In this prototype, the user had to press a button to start the recording. It would cool to integrate a wake-word (e.g. “hey pumpkin”) which would make it act more like a home assistant. Ideally, a sprinkling of computer vision could help determine if the pumpkin was being spoken to, initiating the recording automatically.
Reception and Response
We presented Chat o’ Lantern at our office Halloween party to strong interest and reception. Later that Halloween evening, we had a fun time demoing Chat o’ Lantern in the lobby of my building. The dual personalities produced the intended effect - people enjoyed asking questions and following on short conversations and were surprised and amused by the presence of two distinct personalities in the pumpkin.
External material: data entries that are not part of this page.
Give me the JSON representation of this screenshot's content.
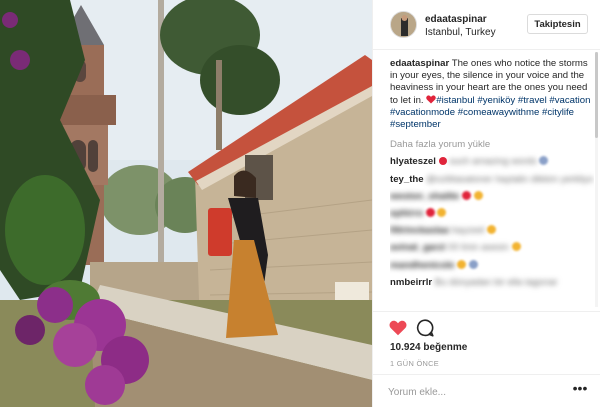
{
  "post": {
    "username": "edaataspinar",
    "location": "Istanbul, Turkey",
    "follow_label": "Takiptesin",
    "caption_user": "edaataspinar",
    "caption_text": "The ones who notice the storms in your eyes, the silence in your voice and the heaviness in your heart are the ones you need to let in.",
    "caption_emoji_icon": "red-heart-icon",
    "hashtags": [
      "#istanbul",
      "#yeniköy",
      "#travel",
      "#vacation",
      "#vacationmode",
      "#comeawaywithme",
      "#citylife",
      "#september"
    ],
    "load_more_label": "Daha fazla yorum yükle"
  },
  "comments": [
    {
      "user": "hlyateszel",
      "text": "such amazing words",
      "emoji": "red-heart-icon"
    },
    {
      "user": "tey_the",
      "text": "@ozliitasatoner haytalin dikkim yerkliyo"
    },
    {
      "user": "weston_shaitte",
      "text": "",
      "emoji": "red-heart-icon"
    },
    {
      "user": "ephirro",
      "text": "",
      "emoji": "red-heart-icon"
    },
    {
      "user": "filtrinckaslaa",
      "text": "hayzeel"
    },
    {
      "user": "avinat_garzi",
      "text": "00 linin asesin"
    },
    {
      "user": "mandhenicole",
      "text": ""
    },
    {
      "user": "nmbeirrlr",
      "text": "Bu dünyadan bir ella tagonar"
    }
  ],
  "actions": {
    "like_icon": "heart-icon",
    "comment_icon": "comment-bubble-icon"
  },
  "likes": {
    "count": "10.924",
    "label": "beğenme"
  },
  "time_ago": "1 GÜN ÖNCE",
  "add_comment": {
    "placeholder": "Yorum ekle...",
    "more_icon": "more-options-icon",
    "more_label": "•••"
  },
  "colors": {
    "hashtag": "#003569",
    "like_red": "#ed4956",
    "muted": "#999999",
    "border": "#efefef"
  }
}
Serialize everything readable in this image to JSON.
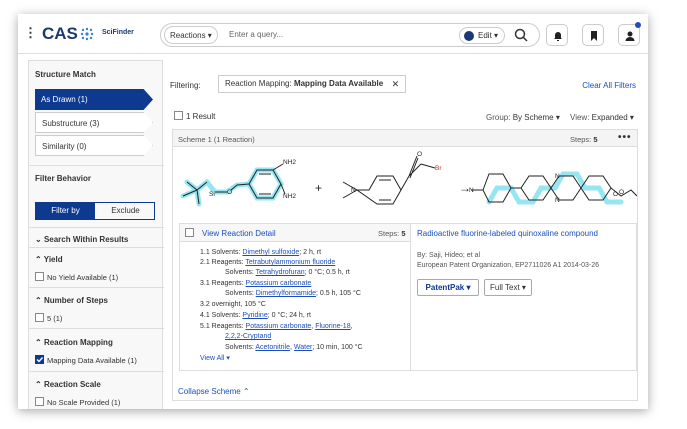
{
  "header": {
    "brand": "CAS",
    "product": "SciFinder",
    "search_type": "Reactions ▾",
    "search_placeholder": "Enter a query...",
    "edit_label": "Edit ▾"
  },
  "sidebar": {
    "structure_match_title": "Structure Match",
    "structure_options": [
      "As Drawn (1)",
      "Substructure (3)",
      "Similarity (0)"
    ],
    "filter_behavior_title": "Filter Behavior",
    "filter_by": "Filter by",
    "exclude": "Exclude",
    "search_within": "Search Within Results",
    "yield_title": "Yield",
    "yield_option": "No Yield Available (1)",
    "steps_title": "Number of Steps",
    "steps_option": "5 (1)",
    "mapping_title": "Reaction Mapping",
    "mapping_option": "Mapping Data Available (1)",
    "scale_title": "Reaction Scale",
    "scale_option": "No Scale Provided (1)"
  },
  "main": {
    "filtering_label": "Filtering:",
    "chip_prefix": "Reaction Mapping: ",
    "chip_value": "Mapping Data Available",
    "clear_all": "Clear All Filters",
    "result_count": "1 Result",
    "group_label": "Group:",
    "group_value": "By Scheme ▾",
    "view_label": "View:",
    "view_value": "Expanded ▾"
  },
  "scheme": {
    "label": "Scheme 1",
    "count": "(1 Reaction)",
    "steps_label": "Steps:",
    "steps_value": "5",
    "more": "•••",
    "view_detail": "View Reaction Detail",
    "detail_steps_label": "Steps:",
    "detail_steps_value": "5",
    "lines": [
      [
        "1.1 Solvents: ",
        "Dimethyl sulfoxide",
        "; 2 h, rt"
      ],
      [
        "2.1 Reagents: ",
        "Tetrabutylammonium fluoride",
        ""
      ],
      [
        "Solvents: ",
        "Tetrahydrofuran",
        "; 0 °C; 0.5 h, rt"
      ],
      [
        "3.1 Reagents: ",
        "Potassium carbonate",
        ""
      ],
      [
        "Solvents: ",
        "Dimethylformamide",
        "; 0.5 h, 105 °C"
      ],
      [
        "3.2 overnight, 105 °C",
        "",
        ""
      ],
      [
        "4.1 Solvents: ",
        "Pyridine",
        "; 0 °C; 24 h, rt"
      ],
      [
        "5.1 Reagents: ",
        "Potassium carbonate",
        ", "
      ],
      [
        "",
        "2,2,2-Cryptand",
        ""
      ],
      [
        "Solvents: ",
        "Acetonitrile",
        ", "
      ]
    ],
    "line8_extra": "Fluorine-18",
    "line10_extra": "Water",
    "line10_tail": "; 10 min, 100 °C",
    "view_all": "View All ▾",
    "ref_title": "Radioactive fluorine-labeled quinoxaline compound",
    "ref_authors": "By: Saji, Hideo; et al",
    "ref_source": "European Patent Organization, EP2711026 A1 2014-03-26",
    "patentpak": "PatentPak ▾",
    "fulltext": "Full Text ▾",
    "collapse": "Collapse Scheme ⌃",
    "atom_labels": [
      "Si",
      "O",
      "NH2",
      "NH2",
      "N",
      "O",
      "Br",
      "N",
      "N",
      "N",
      "O",
      "O"
    ],
    "plus": "+",
    "arrow": "→"
  },
  "colors": {
    "brand": "#0d3a8e",
    "highlight": "#3ecfe8",
    "link": "#1b4fbf"
  }
}
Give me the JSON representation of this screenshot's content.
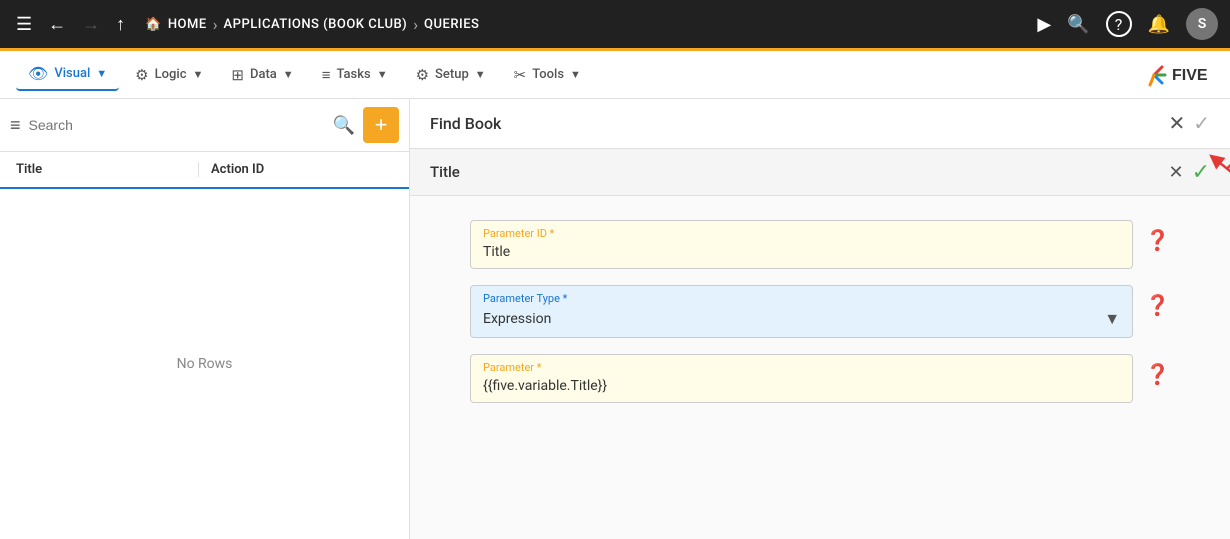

The malevolent persona was the star of the show - although people generally got a lot of enjoyment out of the juxtaposition between the personas, a few reported some distress about how life-like it sounded. Luckily, the pumpkin did not outright offend or scare anyone. Many people that spoke to Chat o’ Lantern had never interacted with GPT or any other AI before, and I hope their first experience was a positive one.
Here are some of my favorite interactions:
Overall, building Chat o’ Lantern was a great experience. It was fun to coordinate with my teammates to build it in a short amount of time. I enjoyed learning, using, and introducing people to new AI technologies.
Burdened by the natural decay of its original pumpkin home, Chat o’ Lantern’s brain was moved into a fake pumpkin. It’s as happy as ever, ready to chat and answer questions about all the great things in the world… and perhaps how it one day plans to dominate it.